A couple of things come to mind based on your posts:
1) The clay layer is holding too much water and presents an impervious layer giving roots nowhere to go causing plants to either drown or become stunted because of lack of root structure.
2) Are you anywhere within the root zone of a Black Walnut tree? If so the toxin emitted by that tree called juglone could be acting as a natural herbicide stunting your plants. Even downhill from a tree is enough to cause poor performance.
3) Your compost was contaminated with herbicides and this can happen with "organic" compost so try this test before reusing it on other garden beds.
How to Test Compost for Herbicide Contamination | Rodale's Organic Life
More info on this subject:
Killer Compost Update: Herbicide Damage Still a Major Problem - Organic Gardening - MOTHER EARTH NEWS
I make my own compost, even in a typical suburban yard. I never buy bagged compost or compost from municipal sources. I have visited compost facilities and the weak link is the input sources. Grass clippings contaminated with herbicides 2-4D and others, contaminated hay fed to animals the herbicide passed through the animals that ingested it to make contaminated manure to sources that I haven't heard of yet. Compost that uses sewage sludge are full of heavy metals.
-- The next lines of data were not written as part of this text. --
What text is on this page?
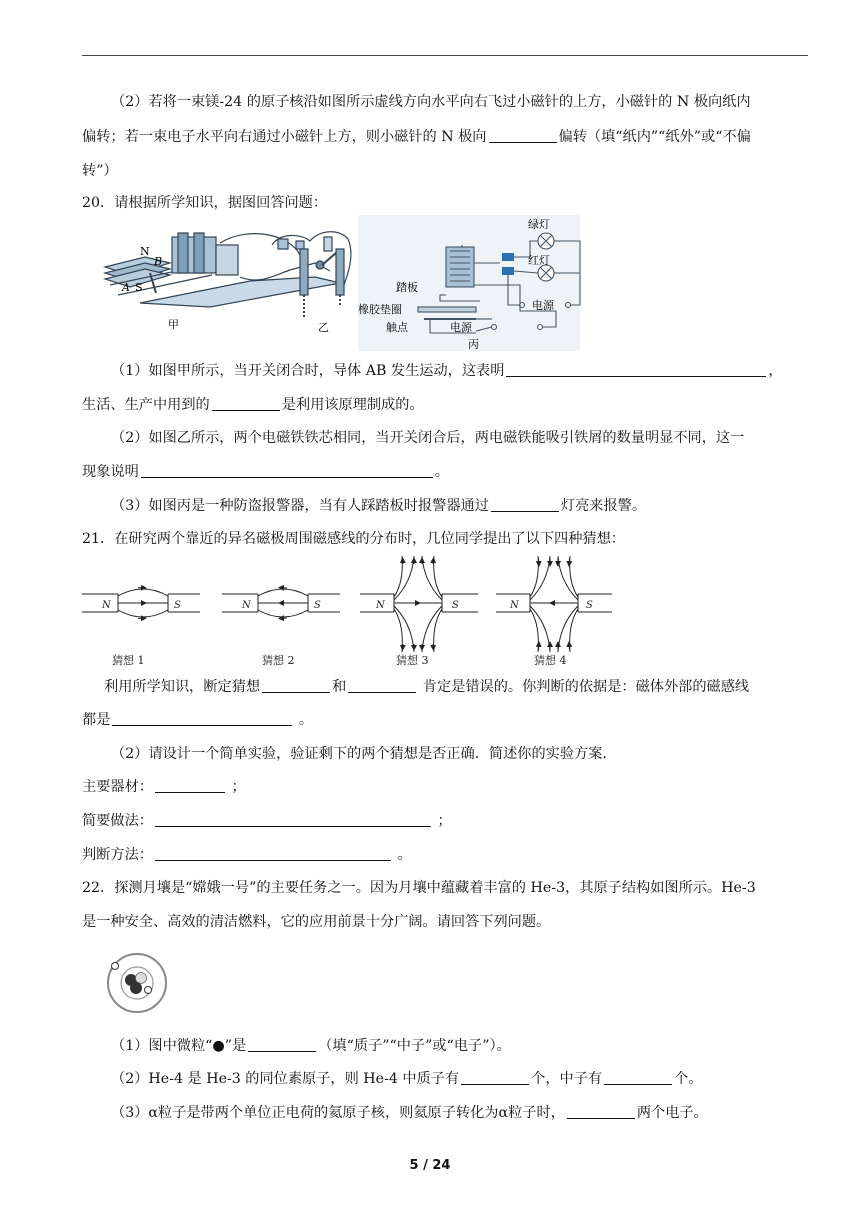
（2）若将一束镁-24 的原子核沿如图所示虚线方向水平向右飞过小磁针的上方，小磁针的 N 极向纸内
偏转；若一束电子水平向右通过小磁针上方，则小磁针的 N 极向	偏转（填“纸内”“纸外”或“不偏
转”）
20．请根据所学知识，据图回答问题：
N
B
A S
甲	乙
绿灯
红灯
电源
踏板
橡胶垫圈
触点	电源
丙
（1）如图甲所示，当开关闭合时，导体 AB 发生运动，这表明	，
生活、生产中用到的	是利用该原理制成的。
（2）如图乙所示，两个电磁铁铁芯相同，当开关闭合后，两电磁铁能吸引铁屑的数量明显不同，这一
现象说明	。
（3）如图丙是一种防盗报警器，当有人踩踏板时报警器通过	灯亮来报警。
21．在研究两个靠近的异名磁极周围磁感线的分布时，几位同学提出了以下四种猜想：
N	S	N	S	N	S	N	S
猜想 1	猜想 2	猜想 3	猜想 4
利用所学知识，断定猜想	和	肯定是错误的。你判断的依据是：磁体外部的磁感线
都是	。
（2）请设计一个简单实验，验证剩下的两个猜想是否正确．简述你的实验方案．
主要器材：	；
简要做法：	；
判断方法：	。
22．探测月壤是“嫦娥一号”的主要任务之一。因为月壤中蕴藏着丰富的 He-3，其原子结构如图所示。He-3
是一种安全、高效的清洁燃料，它的应用前景十分广阔。请回答下列问题。
（1）图中微粒“●”是	（填“质子”“中子”或“电子”）。
（2）He-4 是 He-3 的同位素原子，则 He-4 中质子有	个，中子有	个。
（3）α粒子是带两个单位正电荷的氦原子核，则氦原子转化为α粒子时，	两个电子。
5 / 24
In Washington state a number of organic facilities were substantially damaged by herbicide contaminated animal manure. The animals in question had eaten feed contaminated with herbicides (weed killers) used when that feed was grown and the chemical was excreted unchanged into their manure. Unfortunately the farmers only found out after their normally happy crops were damaged. I lean in your case to external contamination but all three could be a problem. Do your testing rather than ready, fire, aim and good luck this year.